Dolayısıyla sosyolog, psikolog, tarihçi, antropolog ve hukukçular bu konuyu tüm üniversitelerimizde acilen masaya yatırmalı ve her ilde bu vakalar en ince ayrıntısına kadar araştırılmalıdır. Her yıl taciz, istismar, intihar, cinayet, hırsızlık ve diğer suçlar en ince noktasına kadar araştırılmalı ve bunlara karşı

tedbirler alınmalıdır. YÖK Başkanlığında oluşturulacak bir konsorsiyumla bu vakaların bilimsel raporları karşılaştırılıp bilim insanlarınca tartışılıp değerlendirilmesi gerekmektedir. Masa başı akademik paye ve mevki anlayışı bırakılmalı ciddi anlamda sahaya inip gerçek anlamda bilimsel çalışmalar yapılmalıdır. Üniversitelerimiz sadece meslek edindirme kurumları değil aynı zamanda bilimsel araştırmaların yapıldığı bilginin üretildiği yerlerdir. Akademisyenlerimiz ezbercilikten unvan sevdasından kurtulup bu tür olaylara acilen müdahale etmelidir. Şüphesiz işini gereği gibi yapanlar var onları tenzih ediyorum. Ancak onların çalışmaları da ne yazık ki yeterli etkiyi oluşturmuyor.

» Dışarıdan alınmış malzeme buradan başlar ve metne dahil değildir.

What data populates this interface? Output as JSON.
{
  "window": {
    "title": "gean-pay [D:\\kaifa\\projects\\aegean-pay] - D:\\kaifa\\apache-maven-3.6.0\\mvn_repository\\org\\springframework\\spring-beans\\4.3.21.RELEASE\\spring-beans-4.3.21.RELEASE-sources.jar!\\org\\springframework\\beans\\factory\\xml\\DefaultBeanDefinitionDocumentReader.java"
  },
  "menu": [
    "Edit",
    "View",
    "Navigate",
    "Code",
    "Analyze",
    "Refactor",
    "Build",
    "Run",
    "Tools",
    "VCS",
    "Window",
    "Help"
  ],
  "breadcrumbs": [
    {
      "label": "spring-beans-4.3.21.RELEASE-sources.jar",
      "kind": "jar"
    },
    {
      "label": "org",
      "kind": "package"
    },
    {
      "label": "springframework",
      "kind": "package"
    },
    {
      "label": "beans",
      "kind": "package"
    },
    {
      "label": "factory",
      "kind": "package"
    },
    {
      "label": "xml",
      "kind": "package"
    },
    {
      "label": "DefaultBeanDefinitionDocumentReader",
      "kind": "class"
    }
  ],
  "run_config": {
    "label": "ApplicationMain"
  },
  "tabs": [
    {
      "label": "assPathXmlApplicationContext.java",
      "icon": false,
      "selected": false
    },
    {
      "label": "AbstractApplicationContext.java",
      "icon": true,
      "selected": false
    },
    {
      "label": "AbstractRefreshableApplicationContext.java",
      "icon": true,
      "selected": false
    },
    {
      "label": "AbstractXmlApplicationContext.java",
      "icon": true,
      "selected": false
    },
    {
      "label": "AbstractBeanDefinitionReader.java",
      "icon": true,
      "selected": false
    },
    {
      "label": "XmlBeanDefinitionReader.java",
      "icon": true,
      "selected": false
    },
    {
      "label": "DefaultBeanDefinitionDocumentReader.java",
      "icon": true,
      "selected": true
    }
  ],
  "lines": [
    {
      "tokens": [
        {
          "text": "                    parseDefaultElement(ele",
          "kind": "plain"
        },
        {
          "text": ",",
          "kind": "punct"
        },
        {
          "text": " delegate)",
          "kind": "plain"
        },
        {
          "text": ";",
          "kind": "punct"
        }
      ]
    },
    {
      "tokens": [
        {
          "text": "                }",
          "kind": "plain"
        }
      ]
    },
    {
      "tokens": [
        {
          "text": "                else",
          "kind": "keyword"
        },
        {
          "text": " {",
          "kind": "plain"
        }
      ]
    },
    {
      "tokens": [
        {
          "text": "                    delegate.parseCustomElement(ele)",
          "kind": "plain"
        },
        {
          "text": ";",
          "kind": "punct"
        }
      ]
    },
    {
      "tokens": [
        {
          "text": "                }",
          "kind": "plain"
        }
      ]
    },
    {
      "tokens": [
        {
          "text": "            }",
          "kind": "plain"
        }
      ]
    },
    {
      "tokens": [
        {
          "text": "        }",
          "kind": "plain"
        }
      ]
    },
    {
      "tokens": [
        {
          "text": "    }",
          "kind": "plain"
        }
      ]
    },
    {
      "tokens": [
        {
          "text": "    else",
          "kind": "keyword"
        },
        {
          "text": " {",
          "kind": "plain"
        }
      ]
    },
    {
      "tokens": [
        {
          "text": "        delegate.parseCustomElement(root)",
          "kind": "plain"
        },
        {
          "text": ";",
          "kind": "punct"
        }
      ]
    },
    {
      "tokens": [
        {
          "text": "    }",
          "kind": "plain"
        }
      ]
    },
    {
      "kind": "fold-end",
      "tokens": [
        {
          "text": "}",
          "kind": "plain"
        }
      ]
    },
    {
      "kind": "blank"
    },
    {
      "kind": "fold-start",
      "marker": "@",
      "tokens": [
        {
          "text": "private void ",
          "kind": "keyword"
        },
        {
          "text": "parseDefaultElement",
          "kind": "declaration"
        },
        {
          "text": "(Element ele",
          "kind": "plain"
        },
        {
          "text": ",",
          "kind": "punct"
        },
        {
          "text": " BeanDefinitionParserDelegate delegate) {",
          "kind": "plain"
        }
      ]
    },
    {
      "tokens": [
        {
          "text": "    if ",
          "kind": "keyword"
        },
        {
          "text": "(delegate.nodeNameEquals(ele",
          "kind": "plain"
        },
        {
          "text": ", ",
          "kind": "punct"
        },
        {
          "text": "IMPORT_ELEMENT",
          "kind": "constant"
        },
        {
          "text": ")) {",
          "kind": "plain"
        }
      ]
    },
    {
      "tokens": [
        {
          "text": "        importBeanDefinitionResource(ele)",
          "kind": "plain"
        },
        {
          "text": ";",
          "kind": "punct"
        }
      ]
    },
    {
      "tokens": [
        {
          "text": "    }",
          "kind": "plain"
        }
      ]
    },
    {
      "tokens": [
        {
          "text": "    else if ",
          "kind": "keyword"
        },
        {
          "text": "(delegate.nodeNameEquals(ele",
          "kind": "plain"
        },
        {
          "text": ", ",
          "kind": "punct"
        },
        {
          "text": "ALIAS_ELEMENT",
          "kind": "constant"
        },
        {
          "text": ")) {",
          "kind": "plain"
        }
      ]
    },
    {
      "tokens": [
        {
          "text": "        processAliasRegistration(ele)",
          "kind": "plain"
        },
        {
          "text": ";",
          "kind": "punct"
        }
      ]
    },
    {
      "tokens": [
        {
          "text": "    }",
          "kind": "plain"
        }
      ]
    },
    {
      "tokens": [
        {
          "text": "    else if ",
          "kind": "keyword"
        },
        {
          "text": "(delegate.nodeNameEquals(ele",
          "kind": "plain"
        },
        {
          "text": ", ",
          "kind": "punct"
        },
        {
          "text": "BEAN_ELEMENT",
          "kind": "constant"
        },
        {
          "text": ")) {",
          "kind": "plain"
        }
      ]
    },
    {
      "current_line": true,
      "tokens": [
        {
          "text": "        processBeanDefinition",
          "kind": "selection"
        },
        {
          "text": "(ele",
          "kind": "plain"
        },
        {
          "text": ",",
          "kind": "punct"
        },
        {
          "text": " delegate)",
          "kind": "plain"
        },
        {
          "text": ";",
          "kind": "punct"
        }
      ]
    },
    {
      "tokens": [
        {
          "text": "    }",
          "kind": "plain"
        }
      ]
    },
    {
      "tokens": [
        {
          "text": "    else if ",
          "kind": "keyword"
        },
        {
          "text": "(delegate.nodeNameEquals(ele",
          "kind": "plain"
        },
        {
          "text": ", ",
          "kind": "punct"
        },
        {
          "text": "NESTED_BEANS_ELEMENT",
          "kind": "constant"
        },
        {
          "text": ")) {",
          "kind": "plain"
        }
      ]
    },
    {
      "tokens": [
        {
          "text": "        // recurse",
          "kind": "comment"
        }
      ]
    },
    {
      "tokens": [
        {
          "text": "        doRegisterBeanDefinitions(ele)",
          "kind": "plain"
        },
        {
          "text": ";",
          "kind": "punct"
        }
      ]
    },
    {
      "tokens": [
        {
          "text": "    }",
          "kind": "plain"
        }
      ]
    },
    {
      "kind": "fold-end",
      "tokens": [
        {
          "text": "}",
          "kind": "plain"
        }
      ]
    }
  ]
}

Kısacası bu tür toplumsal vakalarda süreci halkın kin ve öfkeyle verdiği tepkiler yönetmemelidir. Aksi durumda yukarıda saydığımız daha başka sorunlara da kapı aralamakta ve toplum sağlığı daha da kötü hale gelmektedir. Bilim insanları, ne yapılması gerektiği ile ilgili halkı bilgilendirmelidir. Toplumda sağduyuyu sağlayarak ve halkın öfkesini yatıştıracak, siyasilerin ve hukukçularında bu tür vakaların önüne geçecek doğru adımı atmasını sağlayacak çalışmalar yapmalıdır.